Ферро несколько мгновений помолчал, глядя на два куска бумаги на полу, потом повернул голову в сторону со странным выражением – ни гримасой, ни улыбкой – на морщинистом, испещренном шрамами лице.
– В этом вы тоже ошибаетесь, – произнес он наконец, как будто ставя последнюю точку в разговоре, и направился вдоль лесов к ризнице.
О Господи! Совершая насилие над собой, Куарт сделал последнюю попытку примирения. Он хотел, чтобы его совесть была чиста в час, когда всем и каждому придется получать по заслугам. Этому старику, подумал он, подавляя ярость, пропишут все, что положено. Семьдесят раз по семь лет.
– Я приехал, чтобы помочь вам, падре, – сказал он вслед священнику; сделав это усилие, он успокоился.
Произнеся эти слова, он исполнил долг, предписываемый смирением и церковным братством. С этого момента не один лишь отец Ферро сможет чувствовать себя проводником гнева Господня.
Старый священник задержался перед главным алтарем, чтобы преклонить колена, и Куарт услышал короткий, резкий смешок, ничего общего не имеющий с юмором.
– Помочь мне?.. Не знаю, чем может мне помочь такой человек, как вы. – Вставая, он обернулся, чтобы в последний раз взглянуть на Куарта, и его голос эхом отозвался под куполом храма. – Я хорошо знаю таких, как вы… Эта церковь нуждается совсем в иной помощи, которую вы не сможете вытащить из своих драгоценных карманов. А теперь уходите. Мне через двадцать минут крестить.

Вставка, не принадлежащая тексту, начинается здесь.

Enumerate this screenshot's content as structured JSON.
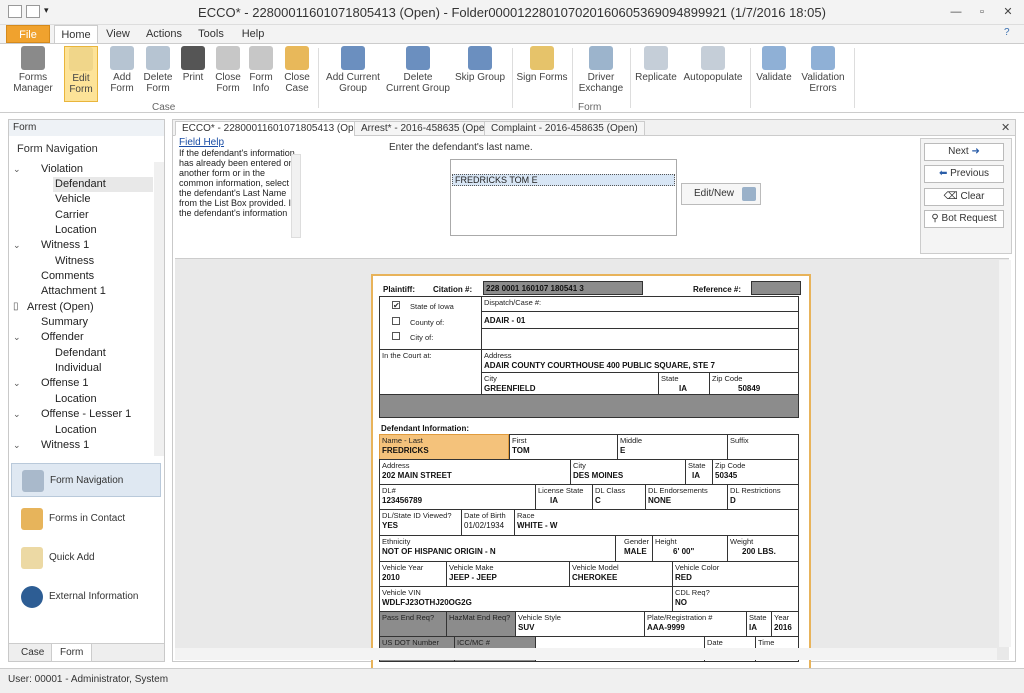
{
  "window": {
    "title": "ECCO* - 2280001160107180541​3 (Open) - Folder00001228010702016060536909489​9921 (1/7/2016 18:05)"
  },
  "menu": {
    "file": "File",
    "home": "Home",
    "view": "View",
    "actions": "Actions",
    "tools": "Tools",
    "help": "Help"
  },
  "ribbon": {
    "forms_manager": "Forms\nManager",
    "edit_form": "Edit\nForm",
    "add_form": "Add\nForm",
    "delete_form": "Delete\nForm",
    "print": "Print",
    "close_form": "Close\nForm",
    "form_info": "Form\nInfo",
    "close_case": "Close\nCase",
    "add_current_group": "Add Current\nGroup",
    "delete_current_group": "Delete\nCurrent Group",
    "skip_group": "Skip Group",
    "sign_forms": "Sign Forms",
    "driver_exchange": "Driver\nExchange",
    "replicate": "Replicate",
    "autopopulate": "Autopopulate",
    "validate": "Validate",
    "validation_errors": "Validation\nErrors",
    "group_case": "Case",
    "group_form": "Form"
  },
  "left": {
    "header": "Form",
    "nav_title": "Form Navigation",
    "tree": [
      "Violation",
      "Defendant",
      "Vehicle",
      "Carrier",
      "Location",
      "Witness 1",
      "Witness",
      "Comments",
      "Attachment 1",
      "Arrest (Open)",
      "Summary",
      "Offender",
      "Defendant",
      "Individual",
      "Offense 1",
      "Location",
      "Offense - Lesser 1",
      "Location",
      "Witness 1"
    ],
    "panes": {
      "form_navigation": "Form Navigation",
      "forms_in_contact": "Forms in Contact",
      "quick_add": "Quick Add",
      "external_information": "External Information"
    },
    "tabs": {
      "case": "Case",
      "form": "Form"
    }
  },
  "doc": {
    "tabs": [
      "ECCO* - 2280001160107180541​3 (Open)",
      "Arrest* - 2016-458635 (Open)",
      "Complaint - 2016-458635 (Open)"
    ],
    "help_title": "Field Help",
    "help_text": "If the defendant's information has already been entered on another form or in the common information, select the defendant's Last Name from the List Box provided. If the defendant's information",
    "prompt": "Enter the defendant's last name.",
    "list_item": "FREDRICKS  TOM  E",
    "edit_new": "Edit/New",
    "actions": {
      "next": "Next",
      "previous": "Previous",
      "clear": "Clear",
      "bot_request": "Bot Request"
    }
  },
  "form": {
    "plaintiff": "Plaintiff:",
    "citation_label": "Citation #:",
    "citation": "228 0001 160107 180541 3",
    "reference_label": "Reference #:",
    "state_of_iowa": "State of Iowa",
    "county_of": "County of:",
    "city_of": "City of:",
    "dispatch_label": "Dispatch/Case #:",
    "court_county": "ADAIR - 01",
    "in_court_at": "In the Court at:",
    "address_label": "Address",
    "court_address": "ADAIR COUNTY COURTHOUSE  400 PUBLIC SQUARE, STE 7",
    "city_label": "City",
    "court_city": "GREENFIELD",
    "state_label": "State",
    "court_state": "IA",
    "zip_label": "Zip Code",
    "court_zip": "50849",
    "defendant_info": "Defendant Information:",
    "name_last_label": "Name - Last",
    "name_last": "FREDRICKS",
    "first_label": "First",
    "first": "TOM",
    "middle_label": "Middle",
    "middle": "E",
    "suffix_label": "Suffix",
    "def_address": "202 MAIN STREET",
    "def_city": "DES MOINES",
    "def_state": "IA",
    "def_zip": "50345",
    "dl_label": "DL#",
    "dl": "123456789",
    "lic_state_label": "License State",
    "lic_state": "IA",
    "dl_class_label": "DL Class",
    "dl_class": "C",
    "dl_endorse_label": "DL Endorsements",
    "dl_endorse": "NONE",
    "dl_restrict_label": "DL Restrictions",
    "dl_restrict": "D",
    "dl_viewed_label": "DL/State ID Viewed?",
    "dl_viewed": "YES",
    "dob_label": "Date of Birth",
    "dob": "01/02/1934",
    "race_label": "Race",
    "race": "WHITE - W",
    "ethnicity_label": "Ethnicity",
    "ethnicity": "NOT OF HISPANIC ORIGIN - N",
    "gender_label": "Gender",
    "gender": "MALE",
    "height_label": "Height",
    "height": "6' 00\"",
    "weight_label": "Weight",
    "weight": "200 LBS.",
    "veh_year_label": "Vehicle Year",
    "veh_year": "2010",
    "veh_make_label": "Vehicle Make",
    "veh_make": "JEEP - JEEP",
    "veh_model_label": "Vehicle Model",
    "veh_model": "CHEROKEE",
    "veh_color_label": "Vehicle Color",
    "veh_color": "RED",
    "vin_label": "Vehicle VIN",
    "vin": "WDLFJ23OTHJ20OG2G",
    "cdl_label": "CDL Req?",
    "cdl": "NO",
    "pass_end_label": "Pass End Req?",
    "hazmat_label": "HazMat End Req?",
    "veh_style_label": "Vehicle Style",
    "veh_style": "SUV",
    "plate_label": "Plate/Registration #",
    "plate": "AAA-9999",
    "plate_state": "IA",
    "plate_year": "2016",
    "year_label": "Year",
    "usdot_label": "US DOT Number",
    "icc_label": "ICC/MC #",
    "date_label": "Date",
    "time_label": "Time"
  },
  "status": {
    "text": "User: 00001 - Administrator, System"
  }
}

Грис Марсала проводила его до дверей. Куарт, призвав на помощь всю свою дисциплинированность и хладнокровие, чтобы не выдать досады и разочарования, выслушал без особого внимания ее попытки оправдать священника. На него сильно давят, говорила архитекторша. Политики, банки и люди архиепископа так и бродят вокруг, как стая волков. Если бы не упрямство отца Ферро, церковь бы уже давно снесли.
– Возможно, в конце концов ее все-таки снесут, – заметил Куарт, давая небольшой выход своим чувствам. – Благодаря ему. И с ним вместе.
– Не говорите так.
Она была права. Ему не следовало говорить подобных вещей. Абсолютно не следовало, упрекнул себя Куарт, вновь обретая самообладание и глубоко вдыхая аромат цветущих апельсиновых деревьев, буквально окутавший обоих, как только они оказались на улице. В уголке, образованном фасадом церкви и стеной соседнего здания, возле бетономешалки, орудовал лопатой рабочий. Куарт рассеянно скользнул по нему взглядом, шагая по площади рядом с архитекторшей.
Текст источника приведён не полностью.